Fehler schneller beheben Softwarelösung soll Effizienz von Photovoltaikanlagen steigern

Redakteur: Sandro Kipar

Störungen in Photovoltaikanlagen sind aktuell noch schwer zu lokalisieren. Ein Forscherteam am Campus Minden der FH Bielefeld will mithilfe einer Softwarelösung Abhilfe verschaffen.

Grit Behrens (links) und Felix Meyer messen Kennlinien an der Photovoltaikanlage auf dem Dach des Gebäudes D auf dem Campus Minden der FH Bielefeld.
Grit Behrens (links) und Felix Meyer messen Kennlinien an der Photovoltaikanlage auf dem Dach des Gebäudes D auf dem Campus Minden der FH Bielefeld.
(Bild: Fachhochschule Bielefeld)

Mit einem technischen Fehler sinkt der wirtschaftliche Nutzen einer Photovoltaikanlage.
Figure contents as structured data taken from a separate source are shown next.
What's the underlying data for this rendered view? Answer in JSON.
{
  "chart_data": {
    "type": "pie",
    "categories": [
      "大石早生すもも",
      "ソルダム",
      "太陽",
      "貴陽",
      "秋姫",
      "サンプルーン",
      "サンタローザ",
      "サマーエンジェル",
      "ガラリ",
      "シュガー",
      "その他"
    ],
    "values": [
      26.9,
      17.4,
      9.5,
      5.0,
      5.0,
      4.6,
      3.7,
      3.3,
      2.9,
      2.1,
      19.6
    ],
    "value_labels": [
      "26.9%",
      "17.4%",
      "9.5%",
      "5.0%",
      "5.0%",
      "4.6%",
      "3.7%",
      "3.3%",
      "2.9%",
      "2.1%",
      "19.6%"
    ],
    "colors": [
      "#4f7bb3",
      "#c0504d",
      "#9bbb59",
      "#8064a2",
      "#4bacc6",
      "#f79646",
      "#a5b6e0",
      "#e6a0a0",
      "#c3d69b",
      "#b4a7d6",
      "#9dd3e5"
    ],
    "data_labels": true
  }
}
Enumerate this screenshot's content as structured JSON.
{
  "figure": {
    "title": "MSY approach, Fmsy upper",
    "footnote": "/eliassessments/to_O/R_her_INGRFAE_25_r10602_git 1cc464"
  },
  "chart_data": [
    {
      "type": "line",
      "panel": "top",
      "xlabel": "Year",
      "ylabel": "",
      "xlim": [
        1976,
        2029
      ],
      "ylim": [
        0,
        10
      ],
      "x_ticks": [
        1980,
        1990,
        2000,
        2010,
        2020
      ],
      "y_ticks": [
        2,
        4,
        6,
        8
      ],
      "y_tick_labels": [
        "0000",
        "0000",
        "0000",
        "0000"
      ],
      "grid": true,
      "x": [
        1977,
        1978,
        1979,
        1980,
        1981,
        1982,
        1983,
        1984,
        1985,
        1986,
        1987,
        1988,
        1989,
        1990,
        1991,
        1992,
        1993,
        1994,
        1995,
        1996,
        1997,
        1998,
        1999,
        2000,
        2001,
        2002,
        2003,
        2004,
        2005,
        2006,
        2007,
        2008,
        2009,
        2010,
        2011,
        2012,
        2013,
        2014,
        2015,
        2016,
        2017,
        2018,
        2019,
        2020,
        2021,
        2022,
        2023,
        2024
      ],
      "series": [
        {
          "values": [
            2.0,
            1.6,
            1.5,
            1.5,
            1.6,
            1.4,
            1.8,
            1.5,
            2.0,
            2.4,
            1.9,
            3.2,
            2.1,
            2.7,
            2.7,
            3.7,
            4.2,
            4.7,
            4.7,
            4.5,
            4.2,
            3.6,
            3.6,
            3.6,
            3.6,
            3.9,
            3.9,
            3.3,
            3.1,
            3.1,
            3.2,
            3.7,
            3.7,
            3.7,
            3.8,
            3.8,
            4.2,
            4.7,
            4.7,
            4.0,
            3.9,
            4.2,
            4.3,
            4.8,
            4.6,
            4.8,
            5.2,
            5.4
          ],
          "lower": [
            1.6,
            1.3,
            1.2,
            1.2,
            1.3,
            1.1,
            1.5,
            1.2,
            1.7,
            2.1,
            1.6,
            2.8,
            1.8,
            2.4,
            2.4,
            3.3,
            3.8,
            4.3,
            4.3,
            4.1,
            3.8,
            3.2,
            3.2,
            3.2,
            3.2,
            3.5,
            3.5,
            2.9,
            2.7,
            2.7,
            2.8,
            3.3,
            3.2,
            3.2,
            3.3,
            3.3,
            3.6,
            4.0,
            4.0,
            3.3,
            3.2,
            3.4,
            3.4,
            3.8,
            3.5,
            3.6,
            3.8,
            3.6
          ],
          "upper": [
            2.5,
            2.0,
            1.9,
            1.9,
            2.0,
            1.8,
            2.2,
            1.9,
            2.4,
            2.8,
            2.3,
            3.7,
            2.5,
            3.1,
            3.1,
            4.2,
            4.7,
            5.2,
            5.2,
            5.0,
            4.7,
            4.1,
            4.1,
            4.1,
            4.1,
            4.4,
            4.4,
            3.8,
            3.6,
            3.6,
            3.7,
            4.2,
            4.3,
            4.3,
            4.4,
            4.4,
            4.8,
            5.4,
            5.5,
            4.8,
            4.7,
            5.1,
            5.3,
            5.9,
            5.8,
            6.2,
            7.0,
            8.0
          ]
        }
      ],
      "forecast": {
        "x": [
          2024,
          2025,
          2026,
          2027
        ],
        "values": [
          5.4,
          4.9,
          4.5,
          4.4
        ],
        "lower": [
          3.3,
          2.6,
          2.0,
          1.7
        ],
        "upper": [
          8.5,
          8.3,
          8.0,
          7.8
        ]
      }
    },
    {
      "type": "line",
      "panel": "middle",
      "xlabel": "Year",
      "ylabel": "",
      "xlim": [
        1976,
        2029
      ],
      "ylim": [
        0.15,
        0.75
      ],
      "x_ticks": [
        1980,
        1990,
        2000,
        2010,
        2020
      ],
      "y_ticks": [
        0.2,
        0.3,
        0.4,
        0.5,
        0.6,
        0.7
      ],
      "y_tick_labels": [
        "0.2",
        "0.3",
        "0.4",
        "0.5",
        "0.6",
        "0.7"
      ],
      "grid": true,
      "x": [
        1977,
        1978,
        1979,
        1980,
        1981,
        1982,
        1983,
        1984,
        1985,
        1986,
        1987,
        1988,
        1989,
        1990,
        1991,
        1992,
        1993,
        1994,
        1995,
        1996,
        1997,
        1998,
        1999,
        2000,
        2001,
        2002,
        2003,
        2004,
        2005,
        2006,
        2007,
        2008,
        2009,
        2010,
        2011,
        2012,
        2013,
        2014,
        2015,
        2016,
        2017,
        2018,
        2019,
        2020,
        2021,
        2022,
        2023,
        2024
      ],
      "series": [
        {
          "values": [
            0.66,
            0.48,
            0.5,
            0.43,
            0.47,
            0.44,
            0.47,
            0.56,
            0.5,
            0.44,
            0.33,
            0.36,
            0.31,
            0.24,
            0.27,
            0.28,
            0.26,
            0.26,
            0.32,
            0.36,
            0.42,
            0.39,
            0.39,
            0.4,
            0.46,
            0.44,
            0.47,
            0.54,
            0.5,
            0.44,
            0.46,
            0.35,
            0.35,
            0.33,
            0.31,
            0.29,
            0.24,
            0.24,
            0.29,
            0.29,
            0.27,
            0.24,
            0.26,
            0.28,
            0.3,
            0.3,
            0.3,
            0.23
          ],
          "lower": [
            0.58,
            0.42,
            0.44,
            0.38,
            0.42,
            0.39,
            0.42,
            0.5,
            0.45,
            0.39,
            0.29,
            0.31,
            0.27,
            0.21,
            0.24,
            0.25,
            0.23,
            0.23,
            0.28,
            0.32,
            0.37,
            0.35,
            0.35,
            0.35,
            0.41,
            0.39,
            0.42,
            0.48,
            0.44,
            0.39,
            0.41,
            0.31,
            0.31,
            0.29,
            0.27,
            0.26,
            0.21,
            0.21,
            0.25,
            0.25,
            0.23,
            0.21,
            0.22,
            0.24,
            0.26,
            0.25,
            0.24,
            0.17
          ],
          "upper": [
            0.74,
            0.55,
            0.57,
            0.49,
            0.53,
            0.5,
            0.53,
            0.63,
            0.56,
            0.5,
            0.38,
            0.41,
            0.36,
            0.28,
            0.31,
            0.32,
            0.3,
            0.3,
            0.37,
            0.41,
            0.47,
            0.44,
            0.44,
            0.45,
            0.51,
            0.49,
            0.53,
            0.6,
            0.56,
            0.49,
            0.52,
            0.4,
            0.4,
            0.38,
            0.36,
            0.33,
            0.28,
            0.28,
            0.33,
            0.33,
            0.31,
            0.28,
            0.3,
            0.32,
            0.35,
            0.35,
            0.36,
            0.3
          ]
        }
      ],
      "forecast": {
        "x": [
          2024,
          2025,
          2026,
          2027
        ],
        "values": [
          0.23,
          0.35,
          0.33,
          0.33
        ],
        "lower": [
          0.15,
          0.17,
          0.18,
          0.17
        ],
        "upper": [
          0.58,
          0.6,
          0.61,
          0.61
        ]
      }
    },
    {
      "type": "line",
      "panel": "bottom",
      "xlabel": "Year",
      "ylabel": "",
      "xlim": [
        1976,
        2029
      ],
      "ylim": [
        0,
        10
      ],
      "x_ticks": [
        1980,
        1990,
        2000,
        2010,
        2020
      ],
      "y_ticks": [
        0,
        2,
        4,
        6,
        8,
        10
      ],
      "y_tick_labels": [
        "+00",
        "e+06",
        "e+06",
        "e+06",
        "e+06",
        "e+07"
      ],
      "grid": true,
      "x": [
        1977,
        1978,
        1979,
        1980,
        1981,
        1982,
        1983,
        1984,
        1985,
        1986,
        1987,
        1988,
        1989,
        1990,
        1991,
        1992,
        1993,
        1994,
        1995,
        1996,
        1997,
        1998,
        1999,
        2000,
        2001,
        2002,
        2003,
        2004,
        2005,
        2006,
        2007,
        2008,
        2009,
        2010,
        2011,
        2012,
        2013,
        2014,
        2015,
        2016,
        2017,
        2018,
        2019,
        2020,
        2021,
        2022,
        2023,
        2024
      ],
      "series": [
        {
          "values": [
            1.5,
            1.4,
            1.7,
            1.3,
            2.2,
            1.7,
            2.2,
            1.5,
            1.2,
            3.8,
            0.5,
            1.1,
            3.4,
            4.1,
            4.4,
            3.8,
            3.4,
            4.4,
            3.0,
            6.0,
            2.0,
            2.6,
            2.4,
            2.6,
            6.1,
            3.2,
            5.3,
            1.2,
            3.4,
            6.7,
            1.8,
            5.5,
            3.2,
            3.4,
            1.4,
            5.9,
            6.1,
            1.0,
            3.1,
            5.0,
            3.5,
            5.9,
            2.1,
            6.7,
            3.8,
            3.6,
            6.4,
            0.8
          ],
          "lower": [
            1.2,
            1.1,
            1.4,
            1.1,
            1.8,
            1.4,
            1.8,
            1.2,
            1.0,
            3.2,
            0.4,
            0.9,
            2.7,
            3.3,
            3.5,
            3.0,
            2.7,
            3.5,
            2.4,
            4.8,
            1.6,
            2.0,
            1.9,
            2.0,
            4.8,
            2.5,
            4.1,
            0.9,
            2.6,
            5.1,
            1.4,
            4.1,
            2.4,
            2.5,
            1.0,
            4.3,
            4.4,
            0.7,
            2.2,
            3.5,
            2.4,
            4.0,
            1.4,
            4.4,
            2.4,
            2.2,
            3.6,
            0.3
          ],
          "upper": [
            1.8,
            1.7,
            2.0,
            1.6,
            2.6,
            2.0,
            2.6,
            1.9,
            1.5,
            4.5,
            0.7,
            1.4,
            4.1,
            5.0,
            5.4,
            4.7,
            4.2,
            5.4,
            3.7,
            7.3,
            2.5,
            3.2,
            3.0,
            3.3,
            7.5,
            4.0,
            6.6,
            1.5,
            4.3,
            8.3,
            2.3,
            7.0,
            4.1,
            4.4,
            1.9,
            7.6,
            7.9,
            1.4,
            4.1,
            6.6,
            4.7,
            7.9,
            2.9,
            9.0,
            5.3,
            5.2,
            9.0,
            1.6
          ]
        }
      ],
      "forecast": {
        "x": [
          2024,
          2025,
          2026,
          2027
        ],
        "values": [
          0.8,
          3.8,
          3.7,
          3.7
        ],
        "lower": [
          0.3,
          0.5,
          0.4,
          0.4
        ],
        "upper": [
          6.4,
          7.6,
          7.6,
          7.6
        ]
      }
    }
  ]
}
Wie die FH Bielefeld mitteilt, will ein Forscherteam die Lokalisierung des Defekts deutlich leichter machen. Eine Software soll professionelle Anlagenbetreuer bei ihrer Arbeit unterstützen. „Wir wollen Photovoltaik-Experten ein Instrument bieten, mit dem sie herstellerunabhängig checken können, ob die Module reibungslos arbeiten oder ob eine Störung vorliegt. Das kann beispielsweise Verschattung oder defekte Kabel, Stecker oder Dioden sein“, erklärt Felix Meyer, wissenschaftlicher Mitarbeiter am Campus Minden.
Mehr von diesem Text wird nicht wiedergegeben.